Coal liquefaction process

Exxon donor solvent process (EDS) is a coal liquefaction process developed by Exxon Research and Engineering Company, starting in 1966. The process converts solid coal directly to liquid synthetic fuels which could be used as a substitute for petroleum products. The process does not involve an intermediate step of coal gasification. Exxon operated a pilot plant in Texas from 1980 until 1982.

==History==
Exxon started to develop this process in 1966 and the development process continued until 1976. By 1975, the process was used in 1/2-tons per day pilot plant. In 1977, preparations to build the demonstration-scale 250-tons per day plant in Baytown, Texas.
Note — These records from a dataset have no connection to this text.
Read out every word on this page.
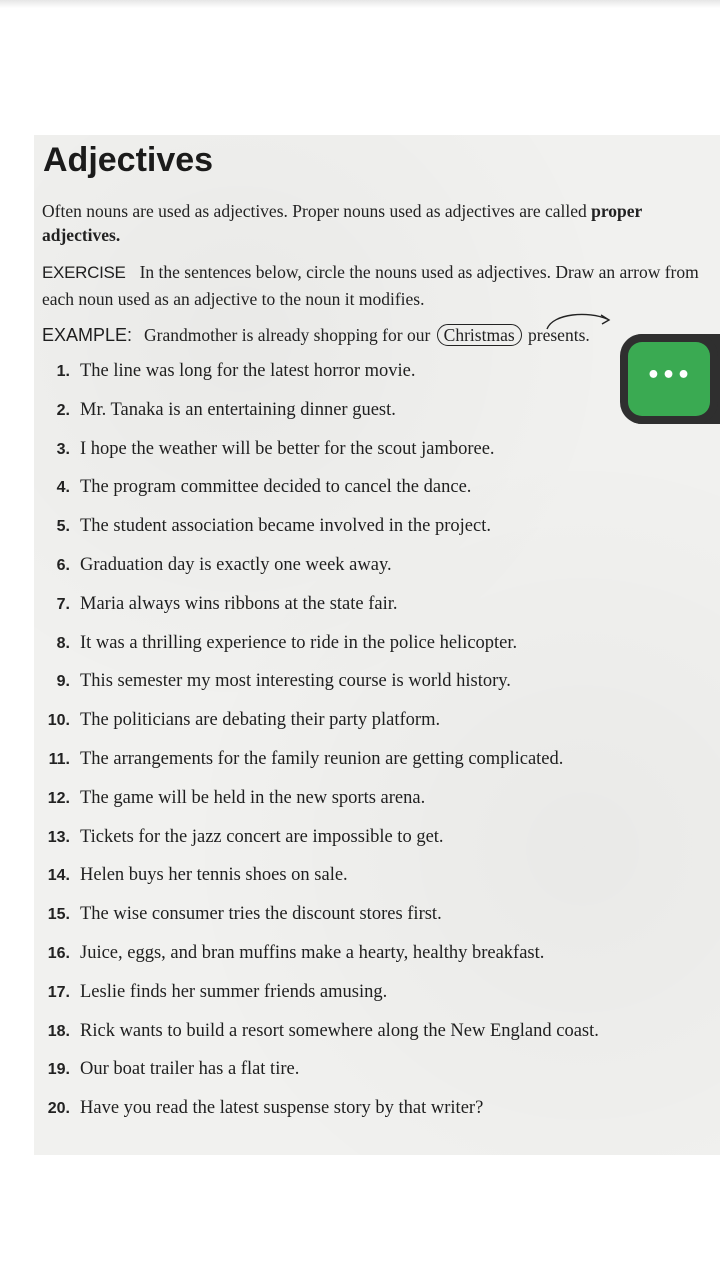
Adjectives

Often nouns are used as adjectives. Proper nouns used as adjectives are called proper adjectives.

EXERCISE In the sentences below, circle the nouns used as adjectives. Draw an arrow from each noun used as an adjective to the noun it modifies.

EXAMPLE: Grandmother is already shopping for our Christmas presents.
1. The line was long for the latest horror movie.
2. Mr. Tanaka is an entertaining dinner guest.
3. I hope the weather will be better for the scout jamboree.
4. The program committee decided to cancel the dance.
5. The student association became involved in the project.
6. Graduation day is exactly one week away.
7. Maria always wins ribbons at the state fair.
8. It was a thrilling experience to ride in the police helicopter.
9. This semester my most interesting course is world history.
10. The politicians are debating their party platform.
11. The arrangements for the family reunion are getting complicated.
12. The game will be held in the new sports arena.
13. Tickets for the jazz concert are impossible to get.
14. Helen buys her tennis shoes on sale.
15. The wise consumer tries the discount stores first.
16. Juice, eggs, and bran muffins make a hearty, healthy breakfast.
17. Leslie finds her summer friends amusing.
18. Rick wants to build a resort somewhere along the New England coast.
19. Our boat trailer has a flat tire.
20. Have you read the latest suspense story by that writer?
•••
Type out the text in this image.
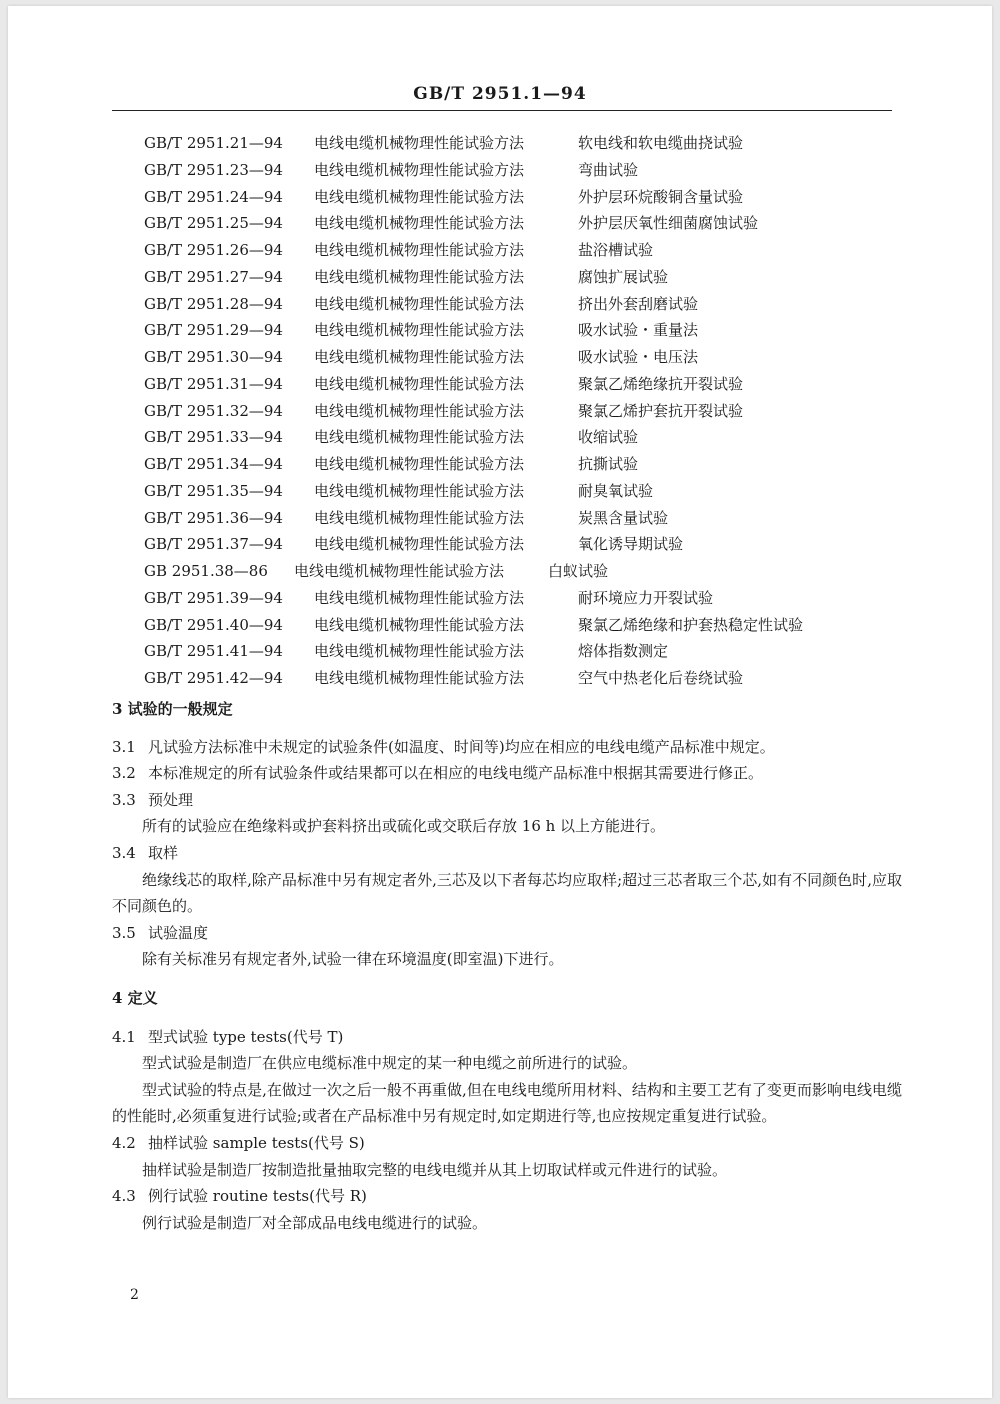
GB/T 2951.1—94
GB/T 2951.21—94 电线电缆机械物理性能试验方法	软电线和软电缆曲挠试验
GB/T 2951.23—94 电线电缆机械物理性能试验方法	弯曲试验
GB/T 2951.24—94 电线电缆机械物理性能试验方法	外护层环烷酸铜含量试验
GB/T 2951.25—94 电线电缆机械物理性能试验方法	外护层厌氧性细菌腐蚀试验
GB/T 2951.26—94 电线电缆机械物理性能试验方法	盐浴槽试验
GB/T 2951.27—94 电线电缆机械物理性能试验方法	腐蚀扩展试验
GB/T 2951.28—94 电线电缆机械物理性能试验方法	挤出外套刮磨试验
GB/T 2951.29—94 电线电缆机械物理性能试验方法	吸水试验・重量法
GB/T 2951.30—94 电线电缆机械物理性能试验方法	吸水试验・电压法
GB/T 2951.31—94 电线电缆机械物理性能试验方法	聚氯乙烯绝缘抗开裂试验
GB/T 2951.32—94 电线电缆机械物理性能试验方法	聚氯乙烯护套抗开裂试验
GB/T 2951.33—94 电线电缆机械物理性能试验方法	收缩试验
GB/T 2951.34—94 电线电缆机械物理性能试验方法	抗撕试验
GB/T 2951.35—94 电线电缆机械物理性能试验方法	耐臭氧试验
GB/T 2951.36—94 电线电缆机械物理性能试验方法	炭黑含量试验
GB/T 2951.37—94 电线电缆机械物理性能试验方法	氧化诱导期试验
GB 2951.38—86 电线电缆机械物理性能试验方法	白蚁试验
GB/T 2951.39—94 电线电缆机械物理性能试验方法	耐环境应力开裂试验
GB/T 2951.40—94 电线电缆机械物理性能试验方法	聚氯乙烯绝缘和护套热稳定性试验
GB/T 2951.41—94 电线电缆机械物理性能试验方法	熔体指数测定
GB/T 2951.42—94 电线电缆机械物理性能试验方法	空气中热老化后卷绕试验
3 试验的一般规定
3.1 凡试验方法标准中未规定的试验条件(如温度、时间等)均应在相应的电线电缆产品标准中规定。
3.2 本标准规定的所有试验条件或结果都可以在相应的电线电缆产品标准中根据其需要进行修正。
3.3 预处理
所有的试验应在绝缘料或护套料挤出或硫化或交联后存放 16 h 以上方能进行。
3.4 取样
绝缘线芯的取样,除产品标准中另有规定者外,三芯及以下者每芯均应取样;超过三芯者取三个芯,如有不同颜色时,应取不同颜色的。
3.5 试验温度
除有关标准另有规定者外,试验一律在环境温度(即室温)下进行。
4 定义
4.1 型式试验 type tests(代号 T)
型式试验是制造厂在供应电缆标准中规定的某一种电缆之前所进行的试验。
型式试验的特点是,在做过一次之后一般不再重做,但在电线电缆所用材料、结构和主要工艺有了变更而影响电线电缆的性能时,必须重复进行试验;或者在产品标准中另有规定时,如定期进行等,也应按规定重复进行试验。
4.2 抽样试验 sample tests(代号 S)
抽样试验是制造厂按制造批量抽取完整的电线电缆并从其上切取试样或元件进行的试验。
4.3 例行试验 routine tests(代号 R)
例行试验是制造厂对全部成品电线电缆进行的试验。
2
The plant was opened in April 1980. The plant was built by Carter Oil, an affiliate of Exxon Corporation later renamed Exxon Coal, U.S.A. The plant was financed by the United States Department of Energy and by the private investors Carter Oil, Electric Power Research Institute, Japan Coal Liquefaction Development Company, Phillips Coal Company, ARCO Coal Company, Ruhrkohle and Agip. The plant was closed and dismantled in 1982. Originally Exxon planned to open its first commercial scale plant in 1997; however, this plan was abandoned.

== Process ==
The Exxon donor solvent process is a non-catalytic processing of solvent-slurried coal in a high-pressure liquefaction reactor. Coal is cleaned, crushed and fed to the slurry dryer, where water is removed. The dry crushed coal is slurried with the hydrogen donor recycle solvent. The coal slurry is treated with hydrogen and heated in a liquefaction slurry furnace. The liquefaction occurs at 840 °F and 2000 psi. The process produces gas and liquids. After separation of gas from liquids and remaining solids, the gas is cooled to separate vaporized naptha, and scrubbed to remove ammonia, hydrogen gas, and carbon monoxide. The remaining gas is treated with hydrogen, and reused in the liquefaction reactor. Liquids, remaining solids, and condensate from the process gas are treated in fractionators for separating naptha, a spent solvent, and vacuum gas oil. Naptha is processed into different hydrocarbon products while spent solvent hydrogenated before reusing in the slurry drier.

By this process from 1 ST of dry, high volatile coal can be produced more than 2.6 oilbbl of a synthetic fuel. Initially, the process was focused to be used for bituminous coals but it was tested also for lower grade coals, such as lignite. Pilot testings show that lignite was harder to process than bituminous coals and it resulted a lower oil yield.